Tränen im Podcast: Monrose-Jubiläum ohne Mandy Capristo
Bahar Kizil (37) und Senna Gammour (46) haben in der neuesten Ausgabe ihres Podcasts "Recall" gemeinsam mit dem ehemaligen Popstars-Juror Detlef D! Soost (55) über den schmerzhaften Bruch mit ihrer früheren Bandkollegin Mandy Capristo (36) gesprochen. Während sich das 20-jährige Jubiläum der Bandgründung von Monrose nähert, wird die Abwesenheit von Mandy für die beiden Sängerinnen immer spürbarer. Besonders Bahar zeigte sich in dem Gespräch tief verletzt und kämpfte sichtbar mit den Tränen, als sie über das Verhalten ihrer ehemaligen Weggefährtin sprach. "Ich finde, Mandy von heute hat nichts mit der Mandy zu tun, die wir damals kennengelernt haben", erklärte die 37-Jährige mit bewegter Stimme.
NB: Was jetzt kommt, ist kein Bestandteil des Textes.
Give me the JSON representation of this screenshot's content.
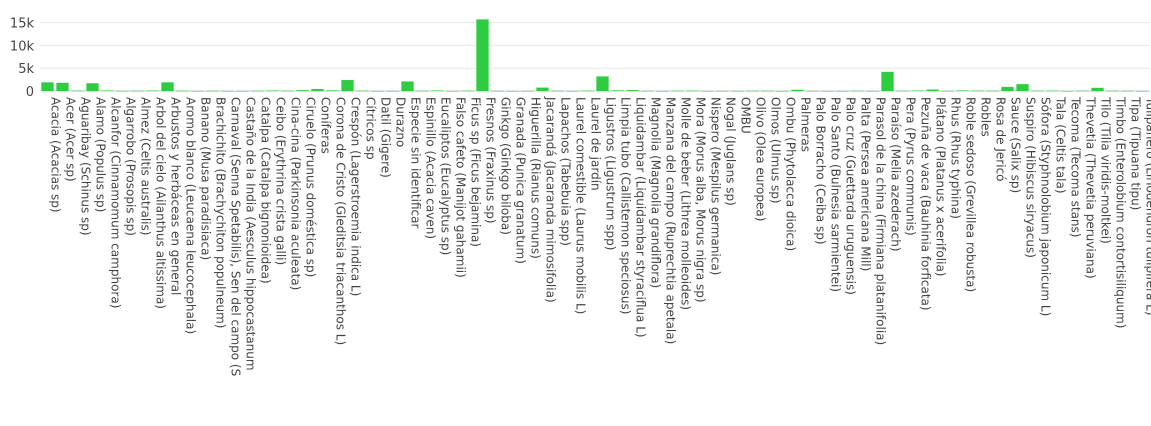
{
  "chart_data": {
    "type": "bar",
    "title": "",
    "xlabel": "",
    "ylabel": "",
    "ylim": [
      0,
      16000
    ],
    "yticks": [
      0,
      5000,
      10000,
      15000
    ],
    "ytick_labels": [
      "0",
      "5k",
      "10k",
      "15k"
    ],
    "grid": true,
    "legend": "none",
    "bar_color": "#2ecc40",
    "categories": [
      "Acacia (Acacias sp)",
      "Acer (Acer sp)",
      "Aguaribay (Schinus sp)",
      "Alamo (Populus sp)",
      "Alcanfor (Cinnamomum camphora)",
      "Algarrobo (Prosopis sp)",
      "Almez (Celtis australis)",
      "Arbol del cielo (Ailanthus altissima)",
      "Arbustos y herbáceas en general",
      "Aromo blanco (Leucaena leucocephala)",
      "Banano (Musa paradisiaca)",
      "Brachichito (Brachychiton populneum)",
      "Carnaval (Senna Spetabilis), Sen del campo (S",
      "Castaño de la India (Aesculus hippocastanum",
      "Catalpa (Catalpa bignonioidea)",
      "Ceibo (Erythrina crista galli)",
      "Cina-cina (Parkinsonia aculeata)",
      "Ciruelo (Prunus doméstica sp)",
      "Coníferas",
      "Corona de Cristo (Gleditsia triacanthos L)",
      "Crespón (Lagerstroemia indica L)",
      "Cítricos sp",
      "Datil (Gigere)",
      "Durazno",
      "Especie sin identificar",
      "Espinillo (Acacia caven)",
      "Eucaliptos (Eucalyptus sp)",
      "Falso cafeto (Manijot gahamii)",
      "Ficus sp (Ficus bejamina)",
      "Fresnos (Fraxinus sp)",
      "Ginkgo (Ginkgo biloba)",
      "Granada (Punica granatum)",
      "Higuerilla (Rianus comuns)",
      "Jacarandá (Jacaranda mimosifolia)",
      "Lapachos (Tabebuia spp)",
      "Laurel comestible (Laurus mobilis L)",
      "Laurel de jardín",
      "Ligustros (Ligustrum spp)",
      "Limpia tubo (Callistemon speciosus)",
      "Liquidambar (Liquidambar styraciflua L)",
      "Magnolia (Magnolia grandiflora)",
      "Manzana del campo (Ruprechtia apetala)",
      "Molle de beber (Lithrea molleoides)",
      "Mora (Morus alba, Morus nigra sp)",
      "Nispero (Mespilus germanica)",
      "Nogal (Juglans sp)",
      "OMBU",
      "Olivo (Olea europea)",
      "Olmos (Ulmus sp)",
      "Ombu (Phytolacca dioica)",
      "Palmeras",
      "Palo Borracho (Ceiba sp)",
      "Palo Santo (Bulnesia sarmientei)",
      "Palo cruz (Guettarda uruguensis)",
      "Palta (Persea americana Mill)",
      "Parasol de la china (Firmiana platanifolia)",
      "Paraíso (Melia azederach)",
      "Pera (Pyrus communis)",
      "Pezuña de vaca (Bauhinia forficata)",
      "Plátano (Platanus x acerifolia)",
      "Rhus (Rhus typhina)",
      "Roble sedoso (Grevillea robusta)",
      "Robles",
      "Rosa de Jericó",
      "Sauce (Salix sp)",
      "Suspiro (Hibiscus siryacus)",
      "Sófora (Styphnolobium japonicum L)",
      "Tala (Celtis tala)",
      "Tecoma (Tecoma stans)",
      "Thevetia (Thevetia peruviana)",
      "Tilo (Tilia viridis-moltkei)",
      "Timbo (Enterolobium contortisiliquum)",
      "Tipa (Tipuana tipu)",
      "Tulipanero (Liriodendron tulipifera L)"
    ],
    "values": [
      1900,
      1800,
      90,
      1700,
      120,
      40,
      60,
      110,
      1900,
      70,
      20,
      50,
      30,
      20,
      60,
      120,
      60,
      180,
      450,
      150,
      2400,
      80,
      20,
      30,
      2100,
      60,
      120,
      30,
      90,
      15700,
      40,
      20,
      30,
      750,
      50,
      20,
      90,
      3200,
      150,
      200,
      40,
      30,
      60,
      90,
      20,
      40,
      40,
      60,
      60,
      30,
      270,
      40,
      20,
      30,
      60,
      30,
      4200,
      60,
      110,
      320,
      40,
      130,
      90,
      60,
      900,
      1500,
      60,
      90,
      30,
      60,
      700,
      60,
      40,
      30
    ]
  }
}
Im Zentrum von Bahars Enttäuschung steht vor allem Mandys öffentliches Instagram-Statement vom Januar 2025, das die Sängerin als Reaktion auf Sennas Äußerungen über ein mögliches Monrose-Comeback veröffentlicht hatte. Mandy hatte damals erklärt, sie habe "vor Jahren eine für mich wichtige Entscheidung getroffen, der ich treu bleiben werde. Harmonie über potenziellen Erfolg zu stellen!" Für Bahar war es jedoch nicht die Absage an ein Comeback, die sie verletzte, sondern die Art und Weise. Sie betonte im Podcast, dass es ihr nie um eine erzwungene Zusammenarbeit gegangen sei, sondern um ein menschliches Wiedersehen. "Es ging nur um ein Wiedersehen, können wir uns irgendwie einander annähern, fragen: 'Wie geht's dir? Wie geht's deiner Mama?' und so weiter", erklärte sie. Dass Mandy auf ihre privaten Annäherungsversuche nicht reagiert und stattdessen ein öffentliches Statement verfasst habe, empfand Bahar als respektlos. "Sie hätte auch nur mir antworten können, das ist das, was ich mir von ihr gewünscht hätte, zu sagen: 'Hey, danke, aber aus den und den Gründen möchte ich das nicht'", sagte sie sichtlich echauffiert.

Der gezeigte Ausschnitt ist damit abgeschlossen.